# Green Bottle w/ leaves



## rwood00ab (Jan 10, 2016)

This bottle is unique with it's small, leaf imprints on the front of the bottle. I do see information on the bottom; however, I have no idea what it means. As you can see, there is a crack at the top.  Any information would help a lot.  Thanks!


----------



## andy volkerts (Jan 10, 2016)

Looks like a bottle that you could buy at Pier One or Home Goods, from the decorator section, not much value I would suspect.........Andy


----------



## LisaH (Jan 11, 2016)

I'm inclined to agree with Andy here.

Where did you acquire it?
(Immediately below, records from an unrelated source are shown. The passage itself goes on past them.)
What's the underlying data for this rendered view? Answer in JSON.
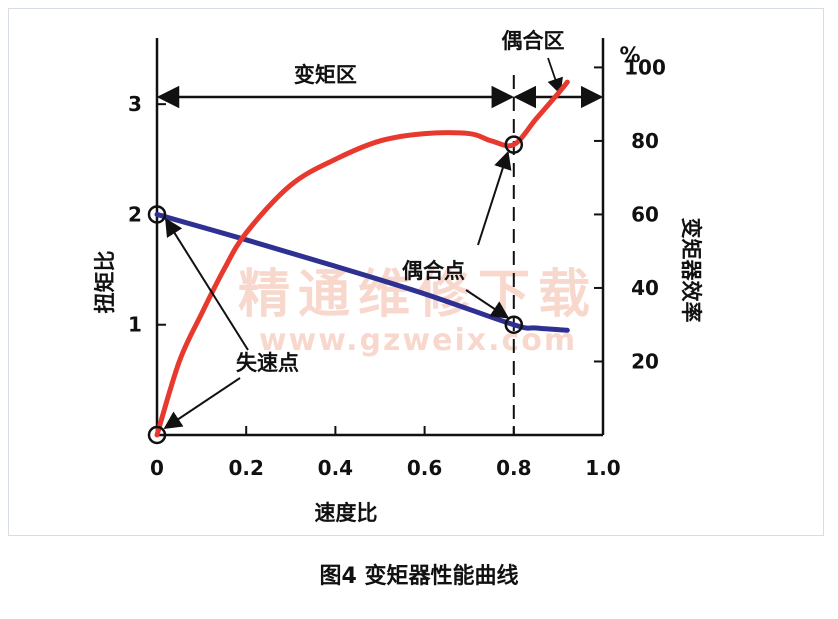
{
  "chart_data": {
    "type": "line",
    "x": [
      0,
      0.05,
      0.1,
      0.15,
      0.2,
      0.3,
      0.4,
      0.5,
      0.6,
      0.7,
      0.75,
      0.8,
      0.85,
      0.9,
      0.92
    ],
    "xlabel": "速度比",
    "xlim": [
      0,
      1.0
    ],
    "xticks": [
      "0",
      "0.2",
      "0.4",
      "0.6",
      "0.8",
      "1.0"
    ],
    "ylabel_left": "扭矩比",
    "ylim_left": [
      0,
      3.6
    ],
    "yticks_left": [
      "1",
      "2",
      "3"
    ],
    "ylabel_right": "变矩器效率",
    "yunit_right": "%",
    "ylim_right": [
      0,
      108
    ],
    "yticks_right": [
      "20",
      "40",
      "60",
      "80",
      "100"
    ],
    "series": [
      {
        "axis": "left",
        "color": "#2e3192",
        "x": [
          0,
          0.2,
          0.4,
          0.6,
          0.8,
          0.85,
          0.92
        ],
        "values": [
          2.0,
          1.77,
          1.53,
          1.28,
          1.0,
          0.97,
          0.95
        ]
      },
      {
        "axis": "right",
        "color": "#e8392e",
        "x": [
          0,
          0.05,
          0.1,
          0.15,
          0.2,
          0.3,
          0.4,
          0.5,
          0.6,
          0.7,
          0.75,
          0.8,
          0.85,
          0.9,
          0.92
        ],
        "values": [
          0,
          20,
          33,
          45,
          55,
          68,
          75,
          80,
          82,
          82,
          80,
          79,
          86,
          93,
          96
        ]
      }
    ],
    "markers": [
      {
        "x": 0,
        "axis": "left",
        "value": 2.0
      },
      {
        "x": 0,
        "axis": "left",
        "value": 0
      },
      {
        "x": 0.8,
        "axis": "left",
        "value": 1.0
      },
      {
        "x": 0.8,
        "axis": "right",
        "value": 79
      }
    ],
    "coupling_point_x": 0.8,
    "regions": [
      {
        "label": "变矩区",
        "from": 0,
        "to": 0.8
      },
      {
        "label": "偶合区",
        "from": 0.8,
        "to": 1.0
      }
    ],
    "annotations": {
      "stall_point": "失速点",
      "coupling_point": "偶合点"
    },
    "grid": false,
    "legend": "none"
  },
  "watermark": {
    "cn": "精通维修下载",
    "url": "www.gzweix.com"
  },
  "caption": "图4 变矩器性能曲线",
  "colors": {
    "torque": "#2e3192",
    "efficiency": "#e8392e",
    "watermark": "#f4b9a6"
  }
}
Could you put up some better pictures of the neck and lip?


----------



## anj2006 (Jan 11, 2016)

Looks like something you could find at your local headshop!!! If you have a local headshop that is???


----------



## sunrunner (Jan 15, 2016)

looks like an Italian win . perhaps 1940s or 50s the chip on the lip looks what would commonly happen when some one would prey up the cork with ether a knife or an ice pike .


----------



## Harry Pristis (Jan 15, 2016)

anj2006 said:


> Looks like something you could find at your local headshop!!! If you have a local headshop that is???



Could be a shisha bottle.


----------